The edge of the African continental shelf broke off and scattered debris over 150,000 square kilometres of the deep Atlantic off the coast of Morocco, south of the Canary islands according to experts at the Leibniz Oceanography Institute in Kiel, Germany.
The event is not known from any recorded history, nor was it previously known to geologists, but it is likely to be seized on by people who believe that a lost city named Atlantis existed in ancient times somewhere in the Atlantic basin and was drowned by the sea.
The institute did not mention Atlantis, but noted that the known world in antiquity included the Canary Islands, which could have been hit by a tsunami from the disaster.
The next step will be to search for deposits and sediments in the Canary Islands region, said Sebastian Krastel from the institute.
The underwater landslip was so powerful that debris was pushed 900 kilometres across the ocean bottom.

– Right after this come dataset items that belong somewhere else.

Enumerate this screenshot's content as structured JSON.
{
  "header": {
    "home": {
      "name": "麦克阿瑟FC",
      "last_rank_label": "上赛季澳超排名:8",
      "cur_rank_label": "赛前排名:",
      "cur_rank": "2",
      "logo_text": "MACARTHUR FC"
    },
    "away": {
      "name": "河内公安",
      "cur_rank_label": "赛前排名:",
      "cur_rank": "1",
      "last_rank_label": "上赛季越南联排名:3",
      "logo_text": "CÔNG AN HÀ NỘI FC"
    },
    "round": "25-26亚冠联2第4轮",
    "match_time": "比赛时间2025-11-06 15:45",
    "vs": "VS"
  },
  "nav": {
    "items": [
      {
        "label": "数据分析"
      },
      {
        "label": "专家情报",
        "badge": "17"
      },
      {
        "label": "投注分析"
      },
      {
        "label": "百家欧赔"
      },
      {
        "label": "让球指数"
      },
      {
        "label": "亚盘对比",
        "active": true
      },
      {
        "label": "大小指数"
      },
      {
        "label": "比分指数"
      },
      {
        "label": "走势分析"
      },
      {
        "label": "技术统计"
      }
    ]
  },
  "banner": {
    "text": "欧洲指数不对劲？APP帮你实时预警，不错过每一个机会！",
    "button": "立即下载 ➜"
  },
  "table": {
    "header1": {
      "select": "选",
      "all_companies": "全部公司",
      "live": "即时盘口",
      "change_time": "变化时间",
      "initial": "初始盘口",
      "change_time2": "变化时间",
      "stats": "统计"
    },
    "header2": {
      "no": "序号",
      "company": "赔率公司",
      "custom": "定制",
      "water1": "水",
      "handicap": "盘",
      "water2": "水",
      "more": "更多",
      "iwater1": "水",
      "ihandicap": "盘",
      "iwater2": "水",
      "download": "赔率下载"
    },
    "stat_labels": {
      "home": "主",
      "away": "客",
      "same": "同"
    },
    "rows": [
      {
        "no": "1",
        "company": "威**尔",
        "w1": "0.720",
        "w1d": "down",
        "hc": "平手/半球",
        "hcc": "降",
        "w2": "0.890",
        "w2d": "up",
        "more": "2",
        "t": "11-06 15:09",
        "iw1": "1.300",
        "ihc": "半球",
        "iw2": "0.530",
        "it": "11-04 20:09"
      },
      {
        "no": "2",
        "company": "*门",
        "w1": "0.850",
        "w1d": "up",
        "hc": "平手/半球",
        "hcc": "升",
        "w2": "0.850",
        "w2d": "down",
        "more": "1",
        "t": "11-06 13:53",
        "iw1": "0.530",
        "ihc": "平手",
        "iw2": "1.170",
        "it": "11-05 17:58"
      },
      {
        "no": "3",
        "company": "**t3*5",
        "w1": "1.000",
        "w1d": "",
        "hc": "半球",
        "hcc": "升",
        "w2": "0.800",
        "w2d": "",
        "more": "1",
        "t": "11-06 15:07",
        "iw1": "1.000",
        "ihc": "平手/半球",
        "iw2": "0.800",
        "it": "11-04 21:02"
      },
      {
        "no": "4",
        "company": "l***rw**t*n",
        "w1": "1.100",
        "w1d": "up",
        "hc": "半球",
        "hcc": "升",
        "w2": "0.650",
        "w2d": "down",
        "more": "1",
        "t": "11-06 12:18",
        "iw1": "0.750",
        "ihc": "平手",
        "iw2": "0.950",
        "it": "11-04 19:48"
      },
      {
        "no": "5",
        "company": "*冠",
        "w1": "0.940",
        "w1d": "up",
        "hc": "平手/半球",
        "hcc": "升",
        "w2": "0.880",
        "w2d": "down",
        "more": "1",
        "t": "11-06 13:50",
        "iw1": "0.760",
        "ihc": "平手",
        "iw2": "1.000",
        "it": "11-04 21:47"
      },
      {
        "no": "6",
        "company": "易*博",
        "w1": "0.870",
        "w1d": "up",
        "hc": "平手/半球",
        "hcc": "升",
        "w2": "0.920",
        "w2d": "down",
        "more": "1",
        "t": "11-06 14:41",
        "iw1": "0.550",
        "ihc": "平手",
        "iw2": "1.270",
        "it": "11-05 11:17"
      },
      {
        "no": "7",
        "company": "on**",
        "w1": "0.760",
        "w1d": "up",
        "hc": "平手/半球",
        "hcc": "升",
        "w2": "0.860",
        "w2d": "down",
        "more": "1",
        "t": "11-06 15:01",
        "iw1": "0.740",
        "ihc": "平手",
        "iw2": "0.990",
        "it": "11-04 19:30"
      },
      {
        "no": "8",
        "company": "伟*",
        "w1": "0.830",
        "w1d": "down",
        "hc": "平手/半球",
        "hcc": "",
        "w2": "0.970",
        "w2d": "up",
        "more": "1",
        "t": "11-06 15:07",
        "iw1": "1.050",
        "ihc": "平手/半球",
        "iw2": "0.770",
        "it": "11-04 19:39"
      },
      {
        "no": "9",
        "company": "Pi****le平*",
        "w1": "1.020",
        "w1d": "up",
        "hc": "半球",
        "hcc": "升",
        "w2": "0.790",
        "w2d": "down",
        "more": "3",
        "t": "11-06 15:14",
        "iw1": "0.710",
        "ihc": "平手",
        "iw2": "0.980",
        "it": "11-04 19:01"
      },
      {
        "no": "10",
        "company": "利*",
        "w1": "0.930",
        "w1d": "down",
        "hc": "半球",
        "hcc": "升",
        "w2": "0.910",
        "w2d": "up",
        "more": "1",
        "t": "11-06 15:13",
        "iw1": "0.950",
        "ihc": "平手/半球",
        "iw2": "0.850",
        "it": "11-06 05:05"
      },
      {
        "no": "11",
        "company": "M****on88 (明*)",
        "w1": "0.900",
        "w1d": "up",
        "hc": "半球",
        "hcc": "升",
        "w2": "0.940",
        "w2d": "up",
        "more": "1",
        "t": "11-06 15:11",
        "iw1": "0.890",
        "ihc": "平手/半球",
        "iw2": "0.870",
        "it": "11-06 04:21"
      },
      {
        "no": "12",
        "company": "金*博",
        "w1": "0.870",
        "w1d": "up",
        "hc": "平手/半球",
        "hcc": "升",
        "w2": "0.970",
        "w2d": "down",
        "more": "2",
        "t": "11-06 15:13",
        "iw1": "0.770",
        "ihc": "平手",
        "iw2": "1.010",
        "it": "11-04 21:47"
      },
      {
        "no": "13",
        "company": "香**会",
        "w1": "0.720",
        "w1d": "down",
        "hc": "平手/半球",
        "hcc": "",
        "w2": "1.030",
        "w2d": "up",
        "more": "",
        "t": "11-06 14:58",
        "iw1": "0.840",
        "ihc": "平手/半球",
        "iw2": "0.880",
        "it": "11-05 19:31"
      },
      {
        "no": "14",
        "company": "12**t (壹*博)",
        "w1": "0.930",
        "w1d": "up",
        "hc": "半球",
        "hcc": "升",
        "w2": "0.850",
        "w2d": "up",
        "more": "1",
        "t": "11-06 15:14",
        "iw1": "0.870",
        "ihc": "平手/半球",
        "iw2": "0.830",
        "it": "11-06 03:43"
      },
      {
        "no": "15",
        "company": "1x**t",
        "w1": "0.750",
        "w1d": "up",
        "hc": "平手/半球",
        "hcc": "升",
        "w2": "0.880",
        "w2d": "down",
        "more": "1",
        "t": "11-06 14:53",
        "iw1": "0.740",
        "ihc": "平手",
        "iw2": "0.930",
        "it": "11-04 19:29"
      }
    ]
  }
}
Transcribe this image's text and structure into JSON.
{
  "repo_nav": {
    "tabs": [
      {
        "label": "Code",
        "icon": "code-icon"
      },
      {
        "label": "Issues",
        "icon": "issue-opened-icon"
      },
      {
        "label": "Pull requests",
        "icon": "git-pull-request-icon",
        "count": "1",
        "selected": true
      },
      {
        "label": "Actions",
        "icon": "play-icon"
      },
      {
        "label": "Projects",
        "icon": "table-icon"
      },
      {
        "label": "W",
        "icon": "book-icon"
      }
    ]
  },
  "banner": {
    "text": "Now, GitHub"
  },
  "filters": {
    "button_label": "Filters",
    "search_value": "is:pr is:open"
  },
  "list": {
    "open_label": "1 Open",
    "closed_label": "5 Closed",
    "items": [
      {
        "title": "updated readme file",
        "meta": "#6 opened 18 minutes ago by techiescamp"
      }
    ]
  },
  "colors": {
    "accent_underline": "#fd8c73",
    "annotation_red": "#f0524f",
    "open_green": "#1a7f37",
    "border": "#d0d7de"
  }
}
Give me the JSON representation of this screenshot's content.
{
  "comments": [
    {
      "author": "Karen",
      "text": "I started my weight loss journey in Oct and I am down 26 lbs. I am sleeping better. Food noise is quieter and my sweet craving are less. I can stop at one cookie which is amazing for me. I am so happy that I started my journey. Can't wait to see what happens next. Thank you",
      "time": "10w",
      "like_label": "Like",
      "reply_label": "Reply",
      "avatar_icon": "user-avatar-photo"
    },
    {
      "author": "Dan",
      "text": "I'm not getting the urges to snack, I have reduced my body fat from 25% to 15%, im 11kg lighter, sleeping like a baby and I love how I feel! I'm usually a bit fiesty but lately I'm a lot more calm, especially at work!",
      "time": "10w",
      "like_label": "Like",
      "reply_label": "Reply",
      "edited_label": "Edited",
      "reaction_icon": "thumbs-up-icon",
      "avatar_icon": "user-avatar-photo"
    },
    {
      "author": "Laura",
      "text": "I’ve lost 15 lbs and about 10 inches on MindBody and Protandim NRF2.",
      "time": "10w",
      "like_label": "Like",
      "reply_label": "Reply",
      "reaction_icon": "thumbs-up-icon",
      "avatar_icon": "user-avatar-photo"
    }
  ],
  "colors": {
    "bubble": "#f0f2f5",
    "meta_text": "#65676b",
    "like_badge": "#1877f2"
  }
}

Krastel pointed out that ancient authors Herodotus and Pliny the Elder mentioned the Canary Islands.
The disaster was discovered by scientists on the research ship Poseidon that sailed to the area to study another well known major slip that is believed to have occurred about 50,000 years ago.
Submarine slides can trigger dreadful tsunamis, but “we don’t need to go that far, they can also cause much damage in the sea bottom to oil rigs, oil pipelines and the telecommunications network”.
In 2008 a submarine slide off the Sicily coast in the Mediterranean left several countries without internet for days.